Details about the commercial kits used for free thyroxine (fT4), free triiodothyronine (fT3), TSH, TgAb, and TPOAb during the 30-year period of the study are available upon request. Normal values in our laboratory are as follows: fT4, 7–17 pg/mL; fT3, 2.7–4.5 pg/mL; TSH, 0.4–4.0 mU/L; TgAb <30 U/mL; and TPOAb <10 U/mL. UIE was measured in random morning urinary samples; median UIE in our area is 110 μg/L. Thyroid volume was measured by ultrasonography and calculated by the ellipsoid model (width × length × thickness × 0.52 for each lobe). CFDS was performed as previously reported (11), which identified a qualitative sonographic pattern ranging from pattern 0 (i.e., absent vascularity or minimal intrathyroidal spots) to pattern III (diffuse hypervascularity) (17). Thyroidal RAIU was measured 3 and 24 hours after the administration of a tracer dose (50 μCi) of radioactive iodine (¹³¹I). The normal 3- and 24-hour RAIU values in our area are 10–20% and 30–45%, respectively. Patients with GD were submitted to joint endocrine/ophthalmic evaluation to assess the presence, activity, and severity of Graves' orbitopathy (GO) according to standardized criteria (18). For the purposes of this study, we used the Clinical Activity Score (19) to assess GO activity.

Functional TRAb assay

A functional TRAb assay was performed using an in-house assay. Class G immunoglobulins (IgGs) were extracted from available sera of TRAb-positive AIT patients and used for a cyclic AMP (cAMP) production assay. IgGs were prepared using a commercial kit according to the manufacturer's instructions (Mab Trap G II; Pharmacia Biotech). IgGs prepared from a healthy subject were used as the control.

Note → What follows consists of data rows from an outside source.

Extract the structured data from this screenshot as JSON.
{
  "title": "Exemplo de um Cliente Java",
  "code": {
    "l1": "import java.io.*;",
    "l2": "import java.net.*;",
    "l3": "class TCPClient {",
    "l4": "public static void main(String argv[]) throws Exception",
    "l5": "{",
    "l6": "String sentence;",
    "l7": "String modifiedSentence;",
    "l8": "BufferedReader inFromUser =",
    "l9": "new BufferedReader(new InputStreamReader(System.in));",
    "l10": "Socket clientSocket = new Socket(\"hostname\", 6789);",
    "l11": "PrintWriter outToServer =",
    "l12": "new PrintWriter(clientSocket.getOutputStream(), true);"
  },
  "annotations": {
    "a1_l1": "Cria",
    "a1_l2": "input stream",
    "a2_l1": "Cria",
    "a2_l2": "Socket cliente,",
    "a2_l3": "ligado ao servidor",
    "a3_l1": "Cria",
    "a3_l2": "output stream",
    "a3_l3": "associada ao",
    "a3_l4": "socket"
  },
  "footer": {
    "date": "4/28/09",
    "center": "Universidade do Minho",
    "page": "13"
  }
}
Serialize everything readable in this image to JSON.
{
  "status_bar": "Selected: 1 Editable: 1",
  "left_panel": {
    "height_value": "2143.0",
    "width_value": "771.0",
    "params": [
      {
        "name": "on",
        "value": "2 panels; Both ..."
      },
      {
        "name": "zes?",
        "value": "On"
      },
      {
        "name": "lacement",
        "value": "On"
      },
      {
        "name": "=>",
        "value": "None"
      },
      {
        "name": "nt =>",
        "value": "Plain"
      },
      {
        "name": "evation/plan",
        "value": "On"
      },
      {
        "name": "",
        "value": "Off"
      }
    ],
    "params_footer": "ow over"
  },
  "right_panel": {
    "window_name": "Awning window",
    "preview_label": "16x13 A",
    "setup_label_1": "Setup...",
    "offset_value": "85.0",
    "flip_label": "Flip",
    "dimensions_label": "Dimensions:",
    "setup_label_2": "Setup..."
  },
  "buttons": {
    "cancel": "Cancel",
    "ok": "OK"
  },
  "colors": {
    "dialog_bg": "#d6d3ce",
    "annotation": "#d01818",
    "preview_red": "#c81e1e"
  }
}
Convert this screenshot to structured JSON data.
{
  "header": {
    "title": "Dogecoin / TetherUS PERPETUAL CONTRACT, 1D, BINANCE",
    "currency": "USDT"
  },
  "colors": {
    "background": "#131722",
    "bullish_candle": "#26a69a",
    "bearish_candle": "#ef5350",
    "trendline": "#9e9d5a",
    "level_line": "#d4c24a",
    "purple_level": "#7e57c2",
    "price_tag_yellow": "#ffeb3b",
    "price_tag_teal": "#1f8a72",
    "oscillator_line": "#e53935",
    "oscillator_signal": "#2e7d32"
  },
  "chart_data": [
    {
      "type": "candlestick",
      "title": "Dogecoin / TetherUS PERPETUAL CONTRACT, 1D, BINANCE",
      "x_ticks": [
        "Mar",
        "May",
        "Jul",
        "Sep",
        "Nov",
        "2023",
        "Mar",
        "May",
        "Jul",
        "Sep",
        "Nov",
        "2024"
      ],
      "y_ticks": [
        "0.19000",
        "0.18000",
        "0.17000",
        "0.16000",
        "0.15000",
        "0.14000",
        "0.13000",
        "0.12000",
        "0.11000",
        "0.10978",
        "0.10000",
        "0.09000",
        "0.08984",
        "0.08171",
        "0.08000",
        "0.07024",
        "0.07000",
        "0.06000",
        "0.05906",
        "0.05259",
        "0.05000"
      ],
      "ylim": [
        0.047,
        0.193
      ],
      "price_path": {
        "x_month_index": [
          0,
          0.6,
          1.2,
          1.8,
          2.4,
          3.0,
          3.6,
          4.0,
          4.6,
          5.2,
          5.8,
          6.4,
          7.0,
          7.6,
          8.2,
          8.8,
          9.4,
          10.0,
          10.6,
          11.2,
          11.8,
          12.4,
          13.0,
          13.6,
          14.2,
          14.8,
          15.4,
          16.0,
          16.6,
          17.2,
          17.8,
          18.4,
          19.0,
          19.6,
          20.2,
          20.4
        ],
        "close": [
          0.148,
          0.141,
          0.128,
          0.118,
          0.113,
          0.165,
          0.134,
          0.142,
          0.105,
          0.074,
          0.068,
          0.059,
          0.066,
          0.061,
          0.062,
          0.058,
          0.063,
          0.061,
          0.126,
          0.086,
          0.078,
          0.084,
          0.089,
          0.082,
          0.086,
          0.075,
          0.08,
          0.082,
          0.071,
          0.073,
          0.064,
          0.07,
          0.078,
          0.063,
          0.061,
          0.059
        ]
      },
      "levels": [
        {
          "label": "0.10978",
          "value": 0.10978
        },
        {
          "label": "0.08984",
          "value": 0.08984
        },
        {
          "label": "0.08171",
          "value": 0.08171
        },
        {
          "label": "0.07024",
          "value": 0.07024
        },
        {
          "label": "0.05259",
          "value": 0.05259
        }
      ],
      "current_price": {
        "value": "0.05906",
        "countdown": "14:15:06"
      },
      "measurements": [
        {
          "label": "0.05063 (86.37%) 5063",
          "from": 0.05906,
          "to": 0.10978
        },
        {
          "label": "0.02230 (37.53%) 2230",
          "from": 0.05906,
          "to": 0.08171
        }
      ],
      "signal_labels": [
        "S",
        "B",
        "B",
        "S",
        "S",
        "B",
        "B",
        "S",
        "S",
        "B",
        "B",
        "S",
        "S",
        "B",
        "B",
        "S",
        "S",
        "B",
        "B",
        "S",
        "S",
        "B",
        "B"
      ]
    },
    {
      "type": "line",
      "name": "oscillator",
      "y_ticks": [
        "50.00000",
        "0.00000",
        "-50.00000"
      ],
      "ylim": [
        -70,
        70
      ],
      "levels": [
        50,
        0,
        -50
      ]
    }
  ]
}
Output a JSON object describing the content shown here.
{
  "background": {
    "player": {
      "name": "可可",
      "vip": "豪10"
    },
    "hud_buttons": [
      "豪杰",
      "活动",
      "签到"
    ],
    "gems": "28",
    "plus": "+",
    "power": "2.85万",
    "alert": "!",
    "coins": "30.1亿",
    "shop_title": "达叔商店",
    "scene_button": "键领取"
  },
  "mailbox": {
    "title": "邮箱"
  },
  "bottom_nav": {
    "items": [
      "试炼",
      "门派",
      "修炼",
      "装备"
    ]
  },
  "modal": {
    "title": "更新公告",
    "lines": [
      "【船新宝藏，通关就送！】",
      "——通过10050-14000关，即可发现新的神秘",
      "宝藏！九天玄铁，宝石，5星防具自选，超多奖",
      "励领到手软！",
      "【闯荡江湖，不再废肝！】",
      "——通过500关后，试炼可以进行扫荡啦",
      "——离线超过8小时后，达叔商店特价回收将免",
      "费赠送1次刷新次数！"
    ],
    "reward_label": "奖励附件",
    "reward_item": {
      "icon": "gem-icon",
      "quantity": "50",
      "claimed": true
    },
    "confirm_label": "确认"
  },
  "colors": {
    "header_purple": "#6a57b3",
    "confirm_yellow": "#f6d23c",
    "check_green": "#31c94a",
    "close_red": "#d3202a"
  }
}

Chinese hamster ovary cells, stably transfected with the human TSH receptor (JPO9), were used (20). JPO9 cell lines were cultured in Petri dishes in Roswell Park Memorial Institute 1640 medium (Sigma-Aldrich).

Cells were seeded at a concentration of 25,000 cells/well in 96-well plates with medium and used for the assay the following day. Cells were washed with Hanks' balanced salt solution and stimulated with 1 mU/mL bovine TSH (bTSH; Sigma-Aldrich), or IgGs (alone or with bTSH) at a concentration of 1 mg/mL. A commercial cAMP competitive ELISA Kit (Thermo Fisher Scientific) was used to measure extracellular cAMP in the medium collected from each well after a 1-hour incubation.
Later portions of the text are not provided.